The last bit I want to talk about with respect to malware, is the speed at which churn between variants occurs. We measure this by counting the number of examples per variant that are discovered, on average, before no new samples show up and a new variant is discovered. In 2015, this number plummeted to 97 examples per variant compared to 2014 where nearly 700 examples were discovered. Ultimately, what this shows is that malware authors and distributors are speeding up their variant release process in their efforts to evade detection. Thankfully, the Webroot model for threat discovery isn’t affected by the speed of new malware development, and instead relies on awareness at each individual endpoint we protect. This ensures that even if the samples per variant drops to one, we are still aware of that individual threat and are able to identify and protect against the infection.
The second threat type I want to talk about is the notorious phishing attack. These are malicious websites that impersonate legitimate websites as they look to steal login credentials and more. The vast majority of phishing URL’s show up in carefully crafted emails that use social engineering techniques to encourage some call to action. A common example is an email claiming your account has been suspended and to log in to restore access.
In 2015, over 4 million phishing URL’s were clicked on by Webroot SecureAnywhere users. The good news is that none of these users had the chance to give away their credentials as SecureAnywhere blocked the URL’s page from loading. The bad news is that that the volume of phishing URL’s has increased considerably over 2014. In 2015, about 50% of WSA users clicked on a phishing URL compared to 30% in 2014. There are a number of factors that are responsible for this increase, but the two main ones are that phishing sites are inexpensive to host and that they are an effective method for collecting credentials. In so long as people can be tricked into clicking on a malicious link, phishing sites aren’t going anywhere.
The other interesting data around phishing site detection surrounds correlating the phishing site to the company or entity that is being impersonated. In the Threat Brief, we break them into two main categories which are financial institutions and technology companies.
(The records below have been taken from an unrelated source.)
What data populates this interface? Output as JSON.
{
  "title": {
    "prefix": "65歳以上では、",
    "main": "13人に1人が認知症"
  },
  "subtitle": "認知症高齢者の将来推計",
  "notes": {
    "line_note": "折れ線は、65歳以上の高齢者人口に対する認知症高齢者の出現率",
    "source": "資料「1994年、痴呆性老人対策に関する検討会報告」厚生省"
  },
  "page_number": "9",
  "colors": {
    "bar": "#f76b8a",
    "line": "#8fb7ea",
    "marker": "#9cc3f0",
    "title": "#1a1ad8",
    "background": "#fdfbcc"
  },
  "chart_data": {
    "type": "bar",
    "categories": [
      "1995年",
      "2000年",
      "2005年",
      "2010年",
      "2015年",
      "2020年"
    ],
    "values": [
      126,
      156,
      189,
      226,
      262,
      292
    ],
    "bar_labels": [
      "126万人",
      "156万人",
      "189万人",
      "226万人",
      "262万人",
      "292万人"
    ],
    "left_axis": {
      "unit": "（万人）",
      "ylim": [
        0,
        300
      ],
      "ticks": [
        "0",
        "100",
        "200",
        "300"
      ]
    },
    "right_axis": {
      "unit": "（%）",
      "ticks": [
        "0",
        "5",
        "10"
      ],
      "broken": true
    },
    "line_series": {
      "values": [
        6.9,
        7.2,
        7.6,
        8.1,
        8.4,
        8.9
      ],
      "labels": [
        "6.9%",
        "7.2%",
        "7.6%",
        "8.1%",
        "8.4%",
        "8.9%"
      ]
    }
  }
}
When looking at all phishing sites discovered in 2015, a little more than 2/3 of sites were targeting a technology company such as Google or Apple. This might sound odd as you might think that breaking into someone’s bank account would be more valuable. However, quite the opposite is true. Google is by far the number one target of phishing attacks because the value of breaking into someone’s primary email account is very high. The reason is that an email account provides information about what other accounts an individual has (including financial accounts), as well as the ability to reset those accounts’ passwords as the password reset option validates through the associated email address.
This brings me to my final point, which is less about phishing and more about email security. The number one tip I recommend to help improve personal online security is to make sure your primary email account password is unique from all other passwords. This ensures that your email is difficult to break into when a password for another site is compromised. This happens all-too-often by no fault of a user, but rather because businesses are often attacked and credential data is compromised. The first thing hackers do with stolen credential data is to see what other accounts can be accessed. If your email password is unique, there is no chance of it being compromised through a collateral attack.